Invited Paper EH-MoM8
Activation of CO₂ using Heterogeneous Catalysts

Monday, December 12, 2016, 10:20 am, Room Lehua

Methanol synthesis by hydrogenation of CO₂ using Cu catalysts is one of the promising reactions to convert CO₂ into useful chemicals. Formate species is the pivotal intermediates formed as the initial step of CO₂ hydrogenation (CO₂ ＋ H_a → HCOO_a). The reaction rate of formate synthesis is very low and the reaction probabilities are about 10^-12 at 340K. The formate synthesis must be accelerated in order to convert CO₂ to methanol efficiently. Our previous kinetic measurements have suggested that formate is synthesized via Eley-Rideal typed mechanism, in which CO₂ molecules directly attack adsorbed hydrogen atoms on Cu surfaces. The structure insensitivity observed for formate synthesis experiments on Cu(111), Cu(100), and Cu(110) were well explained by the Eley -Rideal mechanism based on DFT calculations. In addition, sharp angular desorptions of CO₂ have been observed for formate decomposition as the reverse reaction of formate synthesis, indicating thermal non- equilibrium reaction. We thus performed molecular beam experiments to prove the Eley-Rideal typed mechanism, in which CO₂ molecules with controlling vibrational and translational energies were reacted with adsorbed hydrogen on cold Cu(111) and Cu(110) surfaces (TS =150-215 K). The formation of formate was found by infrared spectroscopy and temperature programmed desorption measurements of CO₂ and H₂ from decomposition of formate.
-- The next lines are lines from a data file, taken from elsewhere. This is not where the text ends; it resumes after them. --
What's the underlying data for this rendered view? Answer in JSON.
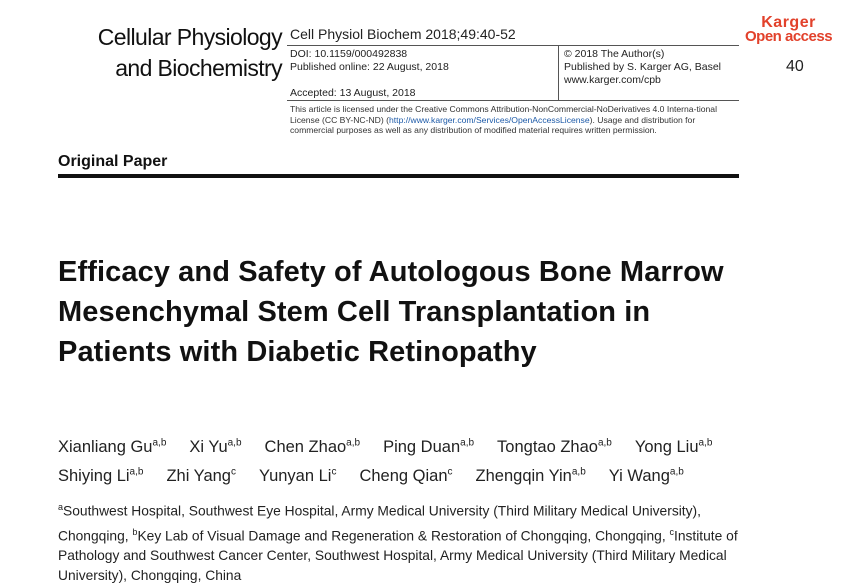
{
  "journal": {
    "line1": "Cellular Physiology",
    "line2": "and Biochemistry"
  },
  "meta": {
    "citation": "Cell Physiol Biochem 2018;49:40-52",
    "doi": "DOI: 10.1159/000492838",
    "published": "Published online: 22 August, 2018",
    "accepted": "Accepted: 13 August, 2018",
    "copyright": "© 2018 The Author(s)",
    "publisher": "Published by S. Karger AG, Basel",
    "website": "www.karger.com/cpb",
    "license_pre": "This article is licensed under the Creative Commons Attribution-NonCommercial-NoDerivatives 4.0 Interna-tional License (CC BY-NC-ND) (",
    "license_link": "http://www.karger.com/Services/OpenAccessLicense",
    "license_post": "). Usage and distribution for commercial purposes as well as any distribution of modified material requires written permission."
  },
  "brand": {
    "line1": "Karger",
    "line2": "Open access"
  },
  "page_number": "40",
  "section_label": "Original Paper",
  "title": "Efficacy and Safety of Autologous Bone Marrow Mesenchymal Stem Cell Transplantation in Patients with Diabetic Retinopathy",
  "authors": [
    [
      {
        "name": "Xianliang Gu",
        "sup": "a,b"
      },
      {
        "name": "Xi Yu",
        "sup": "a,b"
      },
      {
        "name": "Chen Zhao",
        "sup": "a,b"
      },
      {
        "name": "Ping Duan",
        "sup": "a,b"
      },
      {
        "name": "Tongtao Zhao",
        "sup": "a,b"
      },
      {
        "name": "Yong Liu",
        "sup": "a,b"
      }
    ],
    [
      {
        "name": "Shiying Li",
        "sup": "a,b"
      },
      {
        "name": "Zhi Yang",
        "sup": "c"
      },
      {
        "name": "Yunyan Li",
        "sup": "c"
      },
      {
        "name": "Cheng Qian",
        "sup": "c"
      },
      {
        "name": "Zhengqin Yin",
        "sup": "a,b"
      },
      {
        "name": "Yi Wang",
        "sup": "a,b"
      }
    ]
  ],
  "affiliations": [
    {
      "sup": "a",
      "text": "Southwest Hospital, Southwest Eye Hospital, Army Medical University (Third Military Medical University), Chongqing, "
    },
    {
      "sup": "b",
      "text": "Key Lab of Visual Damage and Regeneration & Restoration of Chongqing, Chongqing, "
    },
    {
      "sup": "c",
      "text": "Institute of Pathology and Southwest Cancer Center, Southwest Hospital, Army Medical University (Third Military Medical University), Chongqing, China"
    }
  ]
}
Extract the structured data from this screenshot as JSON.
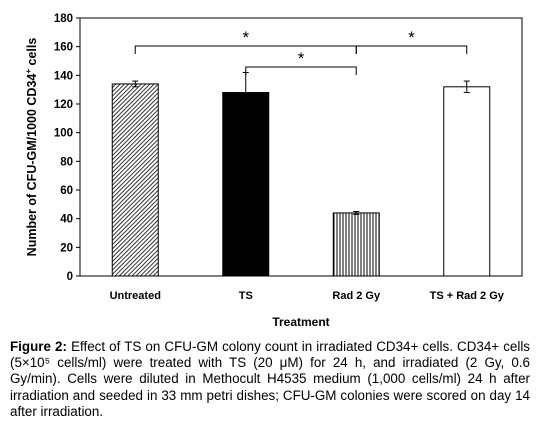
{
  "chart_data": {
    "type": "bar",
    "categories": [
      "Untreated",
      "TS",
      "Rad 2 Gy",
      "TS + Rad 2 Gy"
    ],
    "values": [
      134,
      128,
      44,
      132
    ],
    "errors": [
      2,
      14,
      1,
      4
    ],
    "fills": [
      "hatched",
      "black",
      "vertical-lines",
      "white"
    ],
    "xlabel": "Treatment",
    "ylabel_main": "Number of CFU-GM/1000 CD34",
    "ylabel_sup": "+",
    "ylabel_tail": " cells",
    "ylim": [
      0,
      180
    ],
    "yticks": [
      0,
      20,
      40,
      60,
      80,
      100,
      120,
      140,
      160,
      180
    ],
    "significance": [
      {
        "from": 0,
        "to": 2,
        "label": "*"
      },
      {
        "from": 1,
        "to": 2,
        "label": "*"
      },
      {
        "from": 2,
        "to": 3,
        "label": "*"
      }
    ],
    "grid": false
  },
  "caption": {
    "label": "Figure 2:",
    "text": "Effect of TS on CFU-GM colony count in irradiated CD34+ cells. CD34+ cells (5×10⁵ cells/ml) were treated with TS (20 μM) for 24 h, and irradiated (2 Gy, 0.6 Gy/min). Cells were diluted in Methocult H4535 medium (1,000 cells/ml) 24 h after irradiation and seeded in 33 mm petri dishes; CFU-GM colonies were scored on day 14 after irradiation."
  },
  "colors": {
    "axis": "#000000",
    "black_bar": "#000000",
    "white_bar": "#ffffff"
  }
}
We confirmed the formation of formate species on Cu(111) and Cu(110) with reaction probabilities of 10^-5 by heating nozzle above 1000 K, while no formate is formed at nozzle temperatures below 1000 K. The results indicate the Eley-Rideal typed mechanism with thermal non-equilibrium character. DFT calculations also reproduce the Eley-Rideal typed mechanism, in which translational and vibrational excitations of CO₂ are required to overcome the barrier of formate synthesis, 0.6-0.7 eV. The understanding on dynamics of CO₂ activation is expected to apply for the state-to state chemistry of methanol synthesis. That is, selective energy supply for an energy-efficient methanol synthesis process.